Jo Ann Robinson was a founding member of the Women's Political Coucil and a teacher at Alabama State College. Those of you in the audience today who are interested in how to create a movement would do well to study what Jo Ann Robinson and the Women's Political Council did to create the infrastructure that made the Montgomery Bus Boycott successful, which in turn created the opportunity for King to emerge as a leader and founder of the SCLC. Leaders emerge out of movements, not the other way around. Don't take my word for it, read chapter ten in the Long Haul, Myles Horton's autobiography.
Another important lesson to take from the study of the Southern Freedom Movement is that without direct action, there is no social movement. Tonight, after dinner, I will be discussing that in detail, using a half hour documentary of the Nashville Sit Ins as a case study. Most people believe that policy necessarily becomes practice (although under George Bush, I think this assumption has taken a big hit). In any case, legal or policy action, however necessary, is not sufficient. Direct action is needed to ensure that socially just laws or policy are adopted but also needed to ensure that such policy is actually translated into practice. For example, in 1954, the Supreme Court declared segregation unconstitutional. But, it took ten years of direct action to translate such policy into practice. Similarly, the U.S. Inspector General has condemned the actions of the NCLB Reading First Panel as illegal. This, however, will not reverse the damage done by this Panel during the last five years unless there is political pressure put on the federal government by a large network of organizations.
Such a network does not yet exist, in part, because the leadership of NEA, AFT, ACORN, and PICO feel no pressure from the rank and file to create such a coalition. How such a coalition might be formed today can be seen by studying Freedom Summer. In 1964, the rank and file of the four major Civil Rights Organizations, SNCC, CORE, SCLC and NAACP worked together to break the back of segregation in the South in spite of the reluctance and even hostility by the leadership of each organization. It is worth studying the detailed history of Freedom Summer to understand how that happened.

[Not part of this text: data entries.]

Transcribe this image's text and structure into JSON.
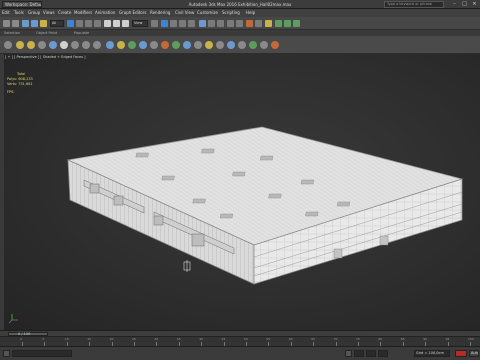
{
  "title_bar": {
    "workspace": "Workspace: Default",
    "title": "Autodesk 3ds Max 2016    Exhibition_Hall02max.max",
    "search_placeholder": "Type a keyword or phrase"
  },
  "menu": [
    "Edit",
    "Tools",
    "Group",
    "Views",
    "Create",
    "Modifiers",
    "Animation",
    "Graph Editors",
    "Rendering",
    "Civil View",
    "Customize",
    "Scripting",
    "Help"
  ],
  "toolbar": {
    "selection_filter": "All",
    "reference_coord": "View"
  },
  "ribbon_tabs": [
    "Selection",
    "Object Paint",
    "Populate"
  ],
  "viewport": {
    "label": "[ + ] [ Perspective ] [ Shaded + Edged Faces ]",
    "stats": {
      "total_label": "Total",
      "polys_label": "Polys:",
      "polys_value": "608,233",
      "verts_label": "Verts:",
      "verts_value": "751,681",
      "fps_label": "FPS:"
    }
  },
  "timeline": {
    "frame_label": "0 / 100",
    "ticks": [
      "0",
      "5",
      "10",
      "15",
      "20",
      "25",
      "30",
      "35",
      "40",
      "45",
      "50",
      "55",
      "60",
      "65",
      "70",
      "75",
      "80",
      "85",
      "90",
      "95",
      "100"
    ]
  },
  "status": {
    "grid": "Grid = 100,0cm",
    "auto_key": "Auto"
  },
  "colors": {
    "accent": "#3a86d4",
    "stats_text": "#e8d56a",
    "building": "#e6e6e6"
  }
}
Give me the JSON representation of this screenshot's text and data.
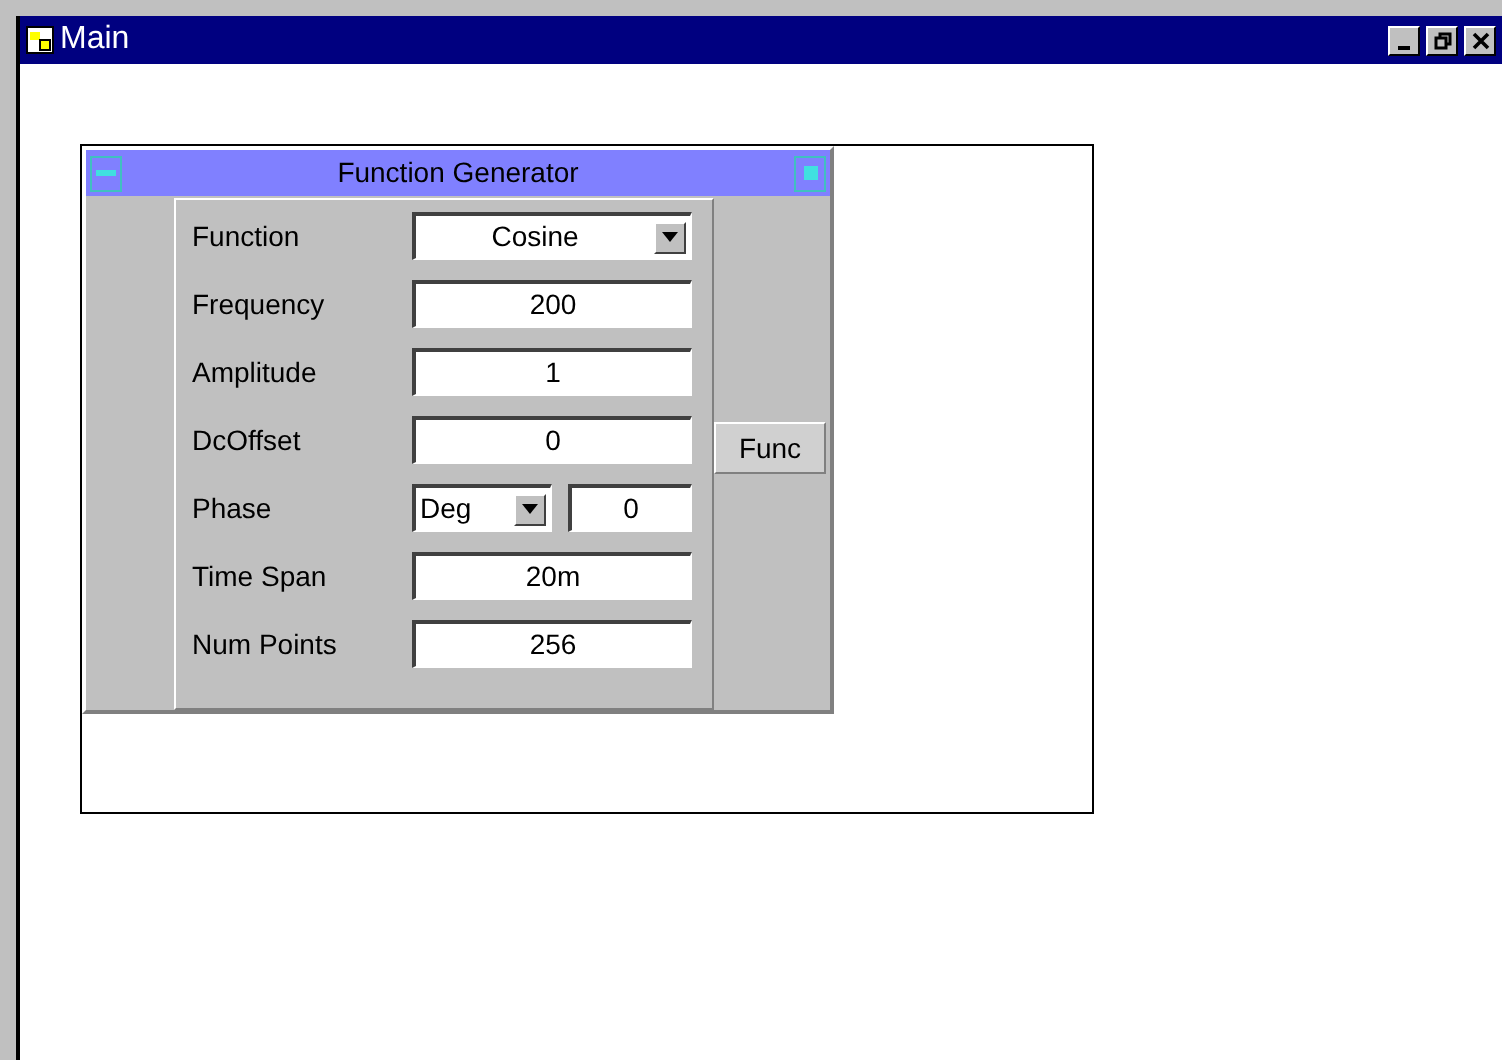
{
  "window": {
    "title": "Main"
  },
  "panel": {
    "title": "Function Generator",
    "output_button": "Func",
    "fields": [
      {
        "label": "Function",
        "kind": "dropdown",
        "value": "Cosine"
      },
      {
        "label": "Frequency",
        "kind": "text",
        "value": "200"
      },
      {
        "label": "Amplitude",
        "kind": "text",
        "value": "1"
      },
      {
        "label": "DcOffset",
        "kind": "text",
        "value": "0"
      },
      {
        "label": "Phase",
        "kind": "unit",
        "unit": "Deg",
        "value": "0"
      },
      {
        "label": "Time Span",
        "kind": "text",
        "value": "20m"
      },
      {
        "label": "Num Points",
        "kind": "text",
        "value": "256"
      }
    ]
  }
}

To interpret what is happening today in education as privatization, commercialization or a destruction of the public school system is to miss what is really happening. It is important to know that the BRT has no interest in destroying public education and couldn't care less about vouchers and charters. Their interest is in producing more high tech workers than there are jobs available for them and legitimizing the tracking of low performing students into low paying, unskilled service jobs. If teachers understand this, then they know they must establish strong relationships with parents and support direct action by students, and that this has to be done in the context of building the next fundamental social movement.
When you talk to veterans of the Civil Rights Movement, they will tell you that they knew they were trying to do impossible. They will also tell you that they never felt more alive than when they were active in the movement. Cesar Chavez said: "When we are really honest with ourselves we must admit that our lives are all that really belong to us. So, it is how we use our lives that determines what kind of [people] we are. It is my deepest belief that only by giving our lives do we find life."